Other Problems with Gardner’s Study

Gardner’s study has other serious flaws, most of which have already been discussed by Krashen (2010).

For starters, his corpus doesn’t represent the pleasure reading kids actually do in middle school. Most of the books for his fiction corpus were chosen not because they are books kids read for pleasure, but because they fit into one of the three topics (mummies, mysteries, and “Westward Expansion”) that appear in the thematic expository texts chosen by the researcher. They may or may not have been books kids would pick up on their own.

As Ujiie and Krashen (2006) found, kids prefer to read series books like Harry Potter and A Series of Unfortunate Events, a result confirmed by a recent large-scale, representative survey of U.S. children (Scholastic, 2015).

Series books by the same author tend to have more repetition of word types than would a wide selection of fiction from multiple authors. Gardner’s fiction corpus had 28 books written by 19 different authors on three different themes. This fails to reflect the “narrow reading” (Krashen, 2004) that most readers engage in, especially in this age group.

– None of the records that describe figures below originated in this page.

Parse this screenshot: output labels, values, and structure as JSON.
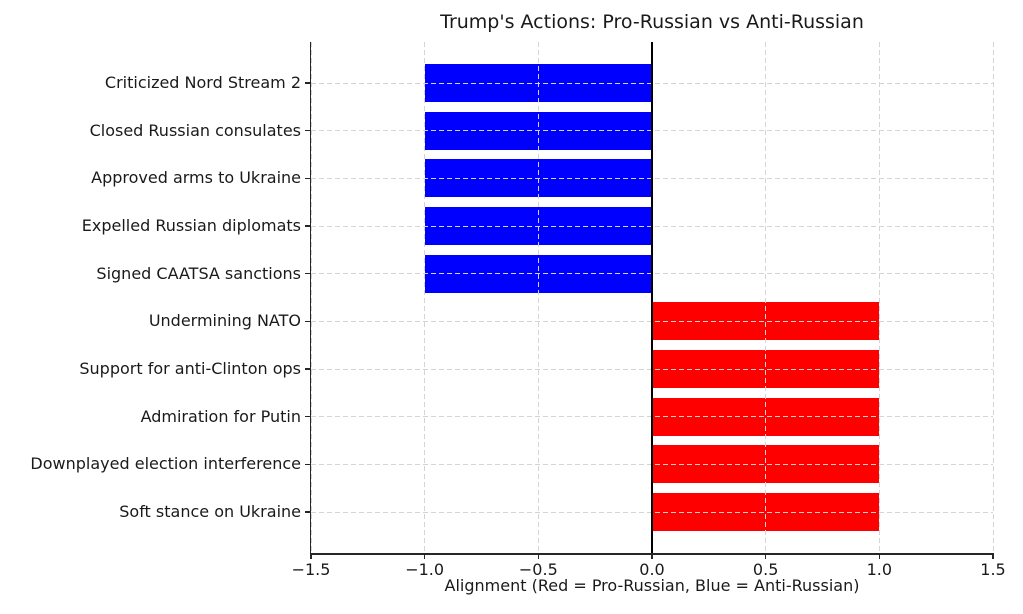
{
  "chart_data": {
    "type": "bar",
    "orientation": "horizontal",
    "title": "Trump's Actions: Pro-Russian vs Anti-Russian",
    "xlabel": "Alignment (Red = Pro-Russian, Blue = Anti-Russian)",
    "categories": [
      "Criticized Nord Stream 2",
      "Closed Russian consulates",
      "Approved arms to Ukraine",
      "Expelled Russian diplomats",
      "Signed CAATSA sanctions",
      "Undermining NATO",
      "Support for anti-Clinton ops",
      "Admiration for Putin",
      "Downplayed election interference",
      "Soft stance on Ukraine"
    ],
    "values": [
      -1.0,
      -1.0,
      -1.0,
      -1.0,
      -1.0,
      1.0,
      1.0,
      1.0,
      1.0,
      1.0
    ],
    "colors": [
      "#0000ff",
      "#0000ff",
      "#0000ff",
      "#0000ff",
      "#0000ff",
      "#ff0000",
      "#ff0000",
      "#ff0000",
      "#ff0000",
      "#ff0000"
    ],
    "color_legend": {
      "negative_blue": "Anti-Russian",
      "positive_red": "Pro-Russian"
    },
    "xlim": [
      -1.5,
      1.5
    ],
    "xticks": [
      -1.5,
      -1.0,
      -0.5,
      0.0,
      0.5,
      1.0,
      1.5
    ],
    "xtick_labels": [
      "−1.5",
      "−1.0",
      "−0.5",
      "0.0",
      "0.5",
      "1.0",
      "1.5"
    ],
    "grid": "dashed",
    "grid_color": "#d4d4d4",
    "zero_line": true,
    "background": "#ffffff"
  }
}
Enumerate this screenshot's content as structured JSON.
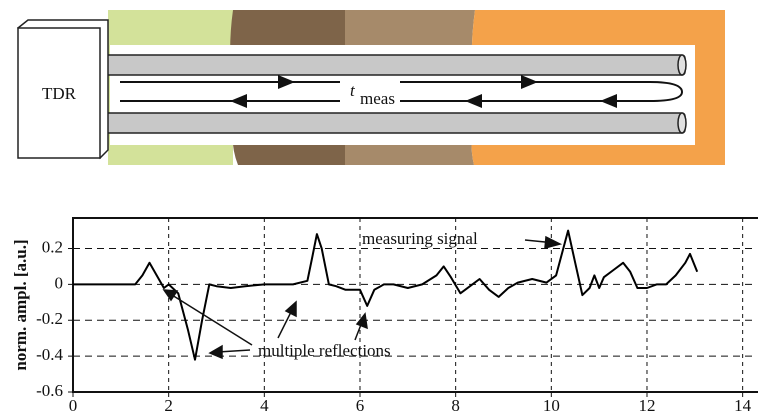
{
  "diagram": {
    "device": "TDR",
    "time_symbol": "t",
    "time_subscript": "meas"
  },
  "chart_data": {
    "type": "line",
    "y_label": "norm. ampl. [a.u.]",
    "x": [
      0,
      1.3,
      1.45,
      1.6,
      1.75,
      1.9,
      2.0,
      2.2,
      2.4,
      2.55,
      2.7,
      2.85,
      3.0,
      3.3,
      3.6,
      4.0,
      4.6,
      4.9,
      5.0,
      5.1,
      5.2,
      5.35,
      5.5,
      5.7,
      6.0,
      6.15,
      6.3,
      6.5,
      6.7,
      7.0,
      7.3,
      7.6,
      7.75,
      7.9,
      8.1,
      8.3,
      8.5,
      8.7,
      8.9,
      9.1,
      9.3,
      9.6,
      9.9,
      10.1,
      10.25,
      10.35,
      10.5,
      10.65,
      10.8,
      10.9,
      11.0,
      11.1,
      11.3,
      11.5,
      11.65,
      11.8,
      12.0,
      12.2,
      12.4,
      12.6,
      12.8,
      12.9,
      13.05
    ],
    "series": [
      {
        "color": "#000000",
        "values": [
          0,
          0,
          0.05,
          0.12,
          0.05,
          -0.02,
          0,
          -0.05,
          -0.25,
          -0.42,
          -0.2,
          0,
          -0.01,
          -0.02,
          -0.01,
          0,
          0,
          0.02,
          0.15,
          0.28,
          0.2,
          0,
          -0.01,
          -0.03,
          -0.03,
          -0.12,
          -0.03,
          0,
          0,
          -0.02,
          0,
          0.05,
          0.1,
          0.04,
          -0.05,
          -0.01,
          0.03,
          -0.03,
          -0.07,
          -0.02,
          0.01,
          0.03,
          0.01,
          0.05,
          0.2,
          0.3,
          0.12,
          -0.06,
          -0.02,
          0.05,
          -0.02,
          0.04,
          0.08,
          0.12,
          0.07,
          -0.02,
          -0.02,
          0,
          0,
          0.05,
          0.12,
          0.17,
          0.07
        ]
      }
    ],
    "xlim": [
      0,
      14.3
    ],
    "ylim": [
      -0.6,
      0.37
    ],
    "xticks": [
      0,
      2,
      4,
      6,
      8,
      10,
      12,
      14
    ],
    "yticks": [
      -0.6,
      -0.4,
      -0.2,
      0,
      0.2
    ],
    "grid": true,
    "annotations": [
      "measuring signal",
      "multiple reflections"
    ]
  }
}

A later study by Gardner (2008) found that there were in fact far more word types judged to be “acquirable” (repeating six or more times) in fiction by the same author than by multiple authors (Table 2, p. 102).

Fixing Gardner’s Flaws

I recently published a study (McQuillan, 2019) that corrects some of the major flaws in Gardner’s analysis. I compiled a million word corpus of series books popular with young readers, including The Babysitter’s Club, Goosebumps, and Series of Unfortunate Events.

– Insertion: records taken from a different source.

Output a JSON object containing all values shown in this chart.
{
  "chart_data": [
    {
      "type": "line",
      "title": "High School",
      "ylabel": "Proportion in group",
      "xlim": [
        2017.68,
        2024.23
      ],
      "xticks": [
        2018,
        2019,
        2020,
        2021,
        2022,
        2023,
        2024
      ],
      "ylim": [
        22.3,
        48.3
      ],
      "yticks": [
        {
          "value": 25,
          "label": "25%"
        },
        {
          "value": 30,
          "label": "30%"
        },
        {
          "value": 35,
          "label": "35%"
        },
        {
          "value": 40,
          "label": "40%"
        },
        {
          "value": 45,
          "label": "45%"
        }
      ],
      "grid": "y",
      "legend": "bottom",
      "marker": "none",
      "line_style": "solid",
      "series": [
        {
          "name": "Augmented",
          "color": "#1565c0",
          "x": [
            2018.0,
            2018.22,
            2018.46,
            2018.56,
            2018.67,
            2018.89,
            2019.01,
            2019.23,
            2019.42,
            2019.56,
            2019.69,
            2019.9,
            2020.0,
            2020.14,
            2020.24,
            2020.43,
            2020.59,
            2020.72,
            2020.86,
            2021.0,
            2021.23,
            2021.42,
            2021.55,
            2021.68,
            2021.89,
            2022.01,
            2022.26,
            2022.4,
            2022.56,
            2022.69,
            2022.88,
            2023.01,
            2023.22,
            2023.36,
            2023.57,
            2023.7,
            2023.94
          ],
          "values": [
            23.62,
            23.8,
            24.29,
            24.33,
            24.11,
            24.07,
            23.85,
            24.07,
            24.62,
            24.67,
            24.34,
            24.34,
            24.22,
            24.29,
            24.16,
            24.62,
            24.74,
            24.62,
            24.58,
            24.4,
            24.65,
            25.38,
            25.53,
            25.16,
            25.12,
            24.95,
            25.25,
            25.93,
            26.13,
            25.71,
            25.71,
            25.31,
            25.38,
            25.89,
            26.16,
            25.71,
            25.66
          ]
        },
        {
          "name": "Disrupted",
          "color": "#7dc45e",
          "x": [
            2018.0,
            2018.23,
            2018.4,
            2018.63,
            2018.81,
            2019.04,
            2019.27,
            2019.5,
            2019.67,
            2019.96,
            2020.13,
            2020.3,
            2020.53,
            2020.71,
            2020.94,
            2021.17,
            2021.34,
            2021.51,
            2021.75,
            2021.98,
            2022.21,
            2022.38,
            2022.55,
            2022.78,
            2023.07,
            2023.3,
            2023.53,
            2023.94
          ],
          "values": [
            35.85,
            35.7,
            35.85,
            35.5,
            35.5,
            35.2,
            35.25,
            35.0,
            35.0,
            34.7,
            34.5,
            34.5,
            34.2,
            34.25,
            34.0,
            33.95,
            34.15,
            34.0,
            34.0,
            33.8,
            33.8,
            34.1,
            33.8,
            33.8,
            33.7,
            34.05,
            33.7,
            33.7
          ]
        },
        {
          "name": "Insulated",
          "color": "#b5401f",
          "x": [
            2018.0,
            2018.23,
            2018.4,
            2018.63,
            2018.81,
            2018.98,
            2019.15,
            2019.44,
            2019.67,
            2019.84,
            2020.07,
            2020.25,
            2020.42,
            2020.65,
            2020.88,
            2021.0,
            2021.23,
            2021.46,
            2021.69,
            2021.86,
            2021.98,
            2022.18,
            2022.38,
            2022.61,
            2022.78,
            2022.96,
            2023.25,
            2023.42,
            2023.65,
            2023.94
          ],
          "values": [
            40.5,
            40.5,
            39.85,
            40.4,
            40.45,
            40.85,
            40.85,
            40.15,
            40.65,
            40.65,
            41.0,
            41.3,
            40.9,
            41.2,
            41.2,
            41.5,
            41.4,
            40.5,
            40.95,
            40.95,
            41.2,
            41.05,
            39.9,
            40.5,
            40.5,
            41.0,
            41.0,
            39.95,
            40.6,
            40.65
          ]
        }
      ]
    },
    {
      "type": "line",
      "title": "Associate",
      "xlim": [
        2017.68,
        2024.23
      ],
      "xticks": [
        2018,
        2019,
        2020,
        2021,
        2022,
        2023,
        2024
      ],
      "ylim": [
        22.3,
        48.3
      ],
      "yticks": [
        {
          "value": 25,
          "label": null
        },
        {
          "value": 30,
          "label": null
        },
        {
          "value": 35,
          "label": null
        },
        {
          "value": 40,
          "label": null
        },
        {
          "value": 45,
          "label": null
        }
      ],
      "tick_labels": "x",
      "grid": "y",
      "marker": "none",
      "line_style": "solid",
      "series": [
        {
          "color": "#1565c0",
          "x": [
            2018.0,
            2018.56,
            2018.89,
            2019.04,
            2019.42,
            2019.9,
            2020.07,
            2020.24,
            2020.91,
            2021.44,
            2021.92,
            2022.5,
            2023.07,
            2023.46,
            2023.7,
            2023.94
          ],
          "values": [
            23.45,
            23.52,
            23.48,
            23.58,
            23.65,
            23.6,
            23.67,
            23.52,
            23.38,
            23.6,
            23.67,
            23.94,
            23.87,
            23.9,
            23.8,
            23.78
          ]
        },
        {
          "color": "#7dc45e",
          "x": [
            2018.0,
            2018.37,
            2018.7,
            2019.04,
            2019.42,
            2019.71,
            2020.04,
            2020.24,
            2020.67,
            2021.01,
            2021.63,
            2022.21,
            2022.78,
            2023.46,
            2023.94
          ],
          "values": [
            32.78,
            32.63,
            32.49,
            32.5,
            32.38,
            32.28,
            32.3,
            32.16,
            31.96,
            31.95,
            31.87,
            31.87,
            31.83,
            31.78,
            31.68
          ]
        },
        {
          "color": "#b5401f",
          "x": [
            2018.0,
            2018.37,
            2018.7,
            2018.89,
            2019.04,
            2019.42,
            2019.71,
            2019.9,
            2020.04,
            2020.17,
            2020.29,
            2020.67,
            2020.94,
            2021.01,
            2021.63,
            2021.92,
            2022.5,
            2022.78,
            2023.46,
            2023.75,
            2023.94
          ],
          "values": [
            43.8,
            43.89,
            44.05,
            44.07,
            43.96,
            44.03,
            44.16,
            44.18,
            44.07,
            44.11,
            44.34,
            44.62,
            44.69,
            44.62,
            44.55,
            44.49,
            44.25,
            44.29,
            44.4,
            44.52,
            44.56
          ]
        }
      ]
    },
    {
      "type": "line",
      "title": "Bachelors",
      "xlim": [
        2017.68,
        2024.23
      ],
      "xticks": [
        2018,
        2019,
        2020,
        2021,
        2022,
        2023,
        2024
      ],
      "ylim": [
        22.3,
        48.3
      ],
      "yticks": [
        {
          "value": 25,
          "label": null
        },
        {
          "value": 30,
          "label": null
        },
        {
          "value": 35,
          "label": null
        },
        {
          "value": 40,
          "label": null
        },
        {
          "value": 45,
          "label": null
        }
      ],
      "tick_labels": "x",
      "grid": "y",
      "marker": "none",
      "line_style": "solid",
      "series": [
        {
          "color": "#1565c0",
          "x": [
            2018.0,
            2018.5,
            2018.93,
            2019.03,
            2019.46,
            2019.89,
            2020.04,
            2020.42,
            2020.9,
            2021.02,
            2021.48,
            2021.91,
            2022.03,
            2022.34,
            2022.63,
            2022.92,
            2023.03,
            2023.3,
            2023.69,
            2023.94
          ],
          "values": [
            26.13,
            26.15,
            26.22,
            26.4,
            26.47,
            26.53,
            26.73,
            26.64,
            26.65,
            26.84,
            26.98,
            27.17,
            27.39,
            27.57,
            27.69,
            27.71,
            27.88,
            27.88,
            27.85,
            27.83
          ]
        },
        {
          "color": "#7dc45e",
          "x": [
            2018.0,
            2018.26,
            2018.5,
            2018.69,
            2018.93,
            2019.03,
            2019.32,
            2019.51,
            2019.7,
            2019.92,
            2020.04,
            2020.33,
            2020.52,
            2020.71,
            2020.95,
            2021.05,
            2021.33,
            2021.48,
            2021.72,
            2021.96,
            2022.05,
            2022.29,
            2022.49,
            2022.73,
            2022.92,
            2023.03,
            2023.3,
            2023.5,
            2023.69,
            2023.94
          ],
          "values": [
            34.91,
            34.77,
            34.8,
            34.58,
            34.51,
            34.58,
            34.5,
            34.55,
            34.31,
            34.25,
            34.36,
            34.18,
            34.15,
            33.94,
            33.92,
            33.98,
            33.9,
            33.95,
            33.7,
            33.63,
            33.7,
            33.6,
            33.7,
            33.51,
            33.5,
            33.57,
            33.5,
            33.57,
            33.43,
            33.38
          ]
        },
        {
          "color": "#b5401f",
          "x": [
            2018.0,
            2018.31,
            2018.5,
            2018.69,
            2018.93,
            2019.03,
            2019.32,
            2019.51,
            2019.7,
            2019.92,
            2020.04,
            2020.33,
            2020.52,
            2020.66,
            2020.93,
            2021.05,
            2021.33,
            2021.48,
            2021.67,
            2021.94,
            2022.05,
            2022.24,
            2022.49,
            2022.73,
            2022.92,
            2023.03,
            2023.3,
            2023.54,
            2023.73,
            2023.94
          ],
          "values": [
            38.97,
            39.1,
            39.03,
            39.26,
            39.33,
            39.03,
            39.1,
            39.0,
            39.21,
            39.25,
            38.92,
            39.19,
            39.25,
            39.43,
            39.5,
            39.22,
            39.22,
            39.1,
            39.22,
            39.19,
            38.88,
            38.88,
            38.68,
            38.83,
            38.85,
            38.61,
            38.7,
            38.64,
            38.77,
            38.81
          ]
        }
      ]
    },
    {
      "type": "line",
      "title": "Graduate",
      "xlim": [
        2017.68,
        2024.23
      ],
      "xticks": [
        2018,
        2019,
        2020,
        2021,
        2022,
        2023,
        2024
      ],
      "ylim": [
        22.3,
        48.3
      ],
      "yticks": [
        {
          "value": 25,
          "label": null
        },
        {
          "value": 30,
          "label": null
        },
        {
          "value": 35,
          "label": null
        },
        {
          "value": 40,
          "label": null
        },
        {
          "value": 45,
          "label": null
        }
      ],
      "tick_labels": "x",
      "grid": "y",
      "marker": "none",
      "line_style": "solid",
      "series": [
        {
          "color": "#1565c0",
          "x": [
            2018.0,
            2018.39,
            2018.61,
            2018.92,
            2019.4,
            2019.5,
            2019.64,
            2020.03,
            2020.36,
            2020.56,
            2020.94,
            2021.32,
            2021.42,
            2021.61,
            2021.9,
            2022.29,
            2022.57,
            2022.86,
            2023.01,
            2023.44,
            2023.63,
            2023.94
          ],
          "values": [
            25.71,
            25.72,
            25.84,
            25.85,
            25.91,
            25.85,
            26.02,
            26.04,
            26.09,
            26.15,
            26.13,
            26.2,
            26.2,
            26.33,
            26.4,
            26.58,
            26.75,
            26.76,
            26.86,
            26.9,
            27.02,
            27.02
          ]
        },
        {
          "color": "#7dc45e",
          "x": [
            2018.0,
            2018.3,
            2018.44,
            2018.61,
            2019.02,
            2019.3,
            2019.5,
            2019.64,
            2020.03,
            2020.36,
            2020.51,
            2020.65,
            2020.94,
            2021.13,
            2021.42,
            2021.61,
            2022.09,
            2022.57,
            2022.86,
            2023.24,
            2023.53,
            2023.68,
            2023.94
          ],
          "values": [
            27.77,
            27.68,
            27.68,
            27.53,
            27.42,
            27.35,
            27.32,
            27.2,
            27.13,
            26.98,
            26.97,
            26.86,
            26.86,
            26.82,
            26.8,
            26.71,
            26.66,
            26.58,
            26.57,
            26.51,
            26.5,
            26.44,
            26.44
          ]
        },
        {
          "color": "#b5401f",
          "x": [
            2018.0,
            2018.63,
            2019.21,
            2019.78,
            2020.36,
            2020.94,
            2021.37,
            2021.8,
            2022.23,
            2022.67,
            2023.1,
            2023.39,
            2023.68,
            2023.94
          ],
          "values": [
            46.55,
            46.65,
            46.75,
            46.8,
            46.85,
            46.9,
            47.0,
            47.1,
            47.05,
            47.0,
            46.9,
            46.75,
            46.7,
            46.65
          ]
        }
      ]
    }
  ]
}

For my analysis, I employed a more widely-used “academic word list” (AWL) of 570 word families created by Coxhead (2000). The AWL includes vocabulary that appears across a large number of academic disciplines, sometimes called “sub-technical” vocabulary. The list has also been used in many recent attempts to teach academic vocabulary directly (spoiler alert: explicit instruction in these words doesn’t work.)

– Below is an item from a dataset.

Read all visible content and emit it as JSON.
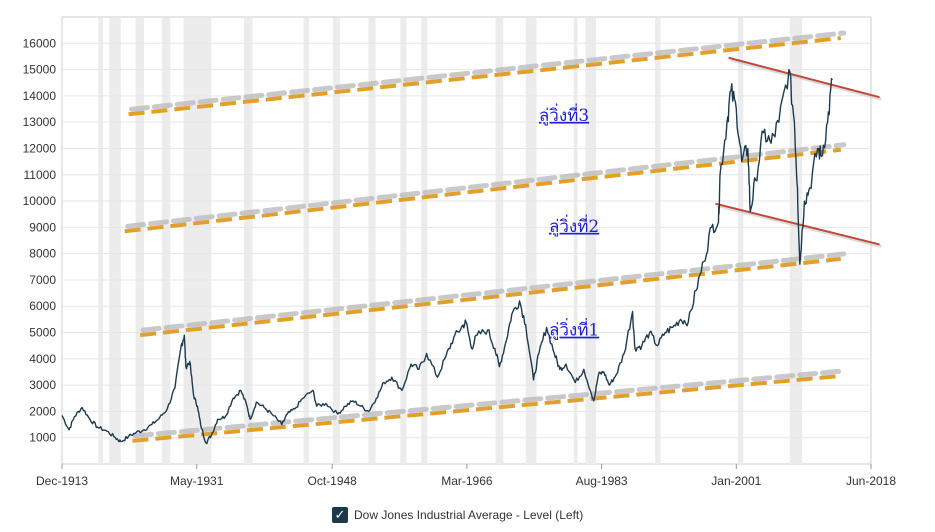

I found that 85% of the AWL – 485 of the 570 word families – appeared at least once in the million-word fiction collection. Of these academic words, 213 appeared 12 times or more, making them very acquirable.

In other words, we can predict that in the span of about a year, with 30 minutes per day of reading, children are likely to acquire 37% of the core academic vocabulary needed for success in school – all by simply reading a million words of popular series books.

Note that academic word families are “only” 1.02% of the total number of tokens in my corpus, yet still can have a powerful impact on academic vocabulary development.

None of this means that we should not also want kids to read nonfiction texts for pleasure. I for one was a heavy nonfiction reader in middle school. Like Krashen (2012), I think we should encourage the free reading of nonfiction as well, especially when it centers on the children’s own interests. This is almost certainly how most readers came to acquire a good chunk of their own academic and technical vocabulary, as Krashen (2012) points out.

In addition to its own joys, reading fiction serves as a useful bridge or conduit to academic language. Both Gardner’s (imperfect) study, Rolls and Rogers (2017), and my data indicate that it can do just that.

*The terminology used in these corpus analyses can get confusing. A token refers to each individual word in a text, what you get when you do Word Count on your Microsoft Word program. The sentence “A rose is a rose is a rose” contains eight tokens. But that same sentence has only three word types (a, is, rose). There are three repetitions of rose and a and two repetitions of is. A word family refers to words that have similar or related meanings (e.g. medical, medicine, medicinal, medicate). There are typically more tokens than types, and more types than families, in a text.

Gardner uses word types for his analysis, while most other corpus studies (including my own) have used the larger unit of analysis, word families.